Triángulo relleno: staining
Triángulo relleno hasta la mitad: semi-staining
Triángulo vacío: no staining
Técnicas básicas
Húmedo sobre húmedo: se humedece el soporte (la hoja) y, a continuación, se aplica el color
Húmedo sobre seco: se extiende el color sin humedecer previamente el soporte
Veladuras: se extiende el color muy diluido, casi transparente, para crear matices
Papel que se debe utilizar
En la técnica de la acuarela, donde el agua es la protagonista, el papel desempeña un papel fundamental. Para esta técnica, el papel debe contener un porcentaje de algodón que se encargue de absorber el agua utilizada para diluir el color, lo que permite que este se mantenga bien definido sobre la hoja.
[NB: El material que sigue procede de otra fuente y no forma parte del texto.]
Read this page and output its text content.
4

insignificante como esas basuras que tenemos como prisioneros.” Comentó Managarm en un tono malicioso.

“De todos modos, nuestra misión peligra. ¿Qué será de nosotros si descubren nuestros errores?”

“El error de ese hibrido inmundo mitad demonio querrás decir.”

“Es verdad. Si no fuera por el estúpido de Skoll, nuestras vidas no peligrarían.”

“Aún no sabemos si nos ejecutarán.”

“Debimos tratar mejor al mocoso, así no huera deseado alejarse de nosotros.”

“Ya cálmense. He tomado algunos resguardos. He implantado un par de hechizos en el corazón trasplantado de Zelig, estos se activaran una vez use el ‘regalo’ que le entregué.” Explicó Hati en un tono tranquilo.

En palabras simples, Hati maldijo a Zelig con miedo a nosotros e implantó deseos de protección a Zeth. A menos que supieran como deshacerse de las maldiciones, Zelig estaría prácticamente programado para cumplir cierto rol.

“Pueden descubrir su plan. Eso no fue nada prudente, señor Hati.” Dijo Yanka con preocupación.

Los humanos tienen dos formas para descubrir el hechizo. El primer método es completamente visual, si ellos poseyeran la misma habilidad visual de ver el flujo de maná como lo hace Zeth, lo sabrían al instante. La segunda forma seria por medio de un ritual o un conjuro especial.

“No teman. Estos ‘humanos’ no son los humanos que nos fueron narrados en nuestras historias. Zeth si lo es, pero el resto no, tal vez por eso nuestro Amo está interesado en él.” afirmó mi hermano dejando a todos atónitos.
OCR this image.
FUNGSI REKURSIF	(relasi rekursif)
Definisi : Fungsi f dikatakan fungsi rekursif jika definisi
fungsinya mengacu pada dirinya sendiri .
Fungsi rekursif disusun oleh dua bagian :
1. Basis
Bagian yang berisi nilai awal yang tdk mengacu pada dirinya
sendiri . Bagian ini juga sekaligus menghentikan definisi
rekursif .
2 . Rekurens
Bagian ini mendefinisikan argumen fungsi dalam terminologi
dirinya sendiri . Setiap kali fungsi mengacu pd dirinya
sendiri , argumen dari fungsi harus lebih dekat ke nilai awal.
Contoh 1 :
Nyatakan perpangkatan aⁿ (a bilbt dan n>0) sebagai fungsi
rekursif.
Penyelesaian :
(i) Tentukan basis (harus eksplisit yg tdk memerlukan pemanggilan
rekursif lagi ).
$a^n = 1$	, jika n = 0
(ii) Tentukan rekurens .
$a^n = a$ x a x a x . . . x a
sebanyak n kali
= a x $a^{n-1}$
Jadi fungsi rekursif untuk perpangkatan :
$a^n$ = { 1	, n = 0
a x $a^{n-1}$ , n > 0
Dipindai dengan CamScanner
Normalmente, el papel para acuarela es un papel grueso (300 g/m²) y el porcentaje de algodón puede variar entre el 25 % y el 100 %. Cuanto mayor sea el contenido de algodón, mayor será el precio.
¿Se pueden usar acuarelas en los libros para colorear sin que el papel se empape?
Muchos piensan que el papel de los libros para colorear no es adecuado para usar acuarelas.
En realidad, las acuarelas también son un medio que, con los cuidados necesarios y sin utilizar demasiada agua, pueden aportar a los libros para colorear unos efectos que son difíciles de igualar con los lápices normales o los rotuladores.
Las principales precauciones son:
Proteger las páginas para colorear colocando una hoja de cartulina o papel encerado detrás de la página que se quiera colorear, para evitar que las páginas subyacentes se estropeen por la humedad o la tinta.
Extender sobre la hoja para colorear una fina capa de tiza transparente para impermeabilizarla antes de proceder a colorearla
Aplicar el color sobre la hoja seca con un pincel ligeramente humedecido. El exceso de agua se puede eliminar con un simple paño.
Utilizar pinceles con depósito (aqua brush), que permiten un mayor control de la cantidad de agua utilizada.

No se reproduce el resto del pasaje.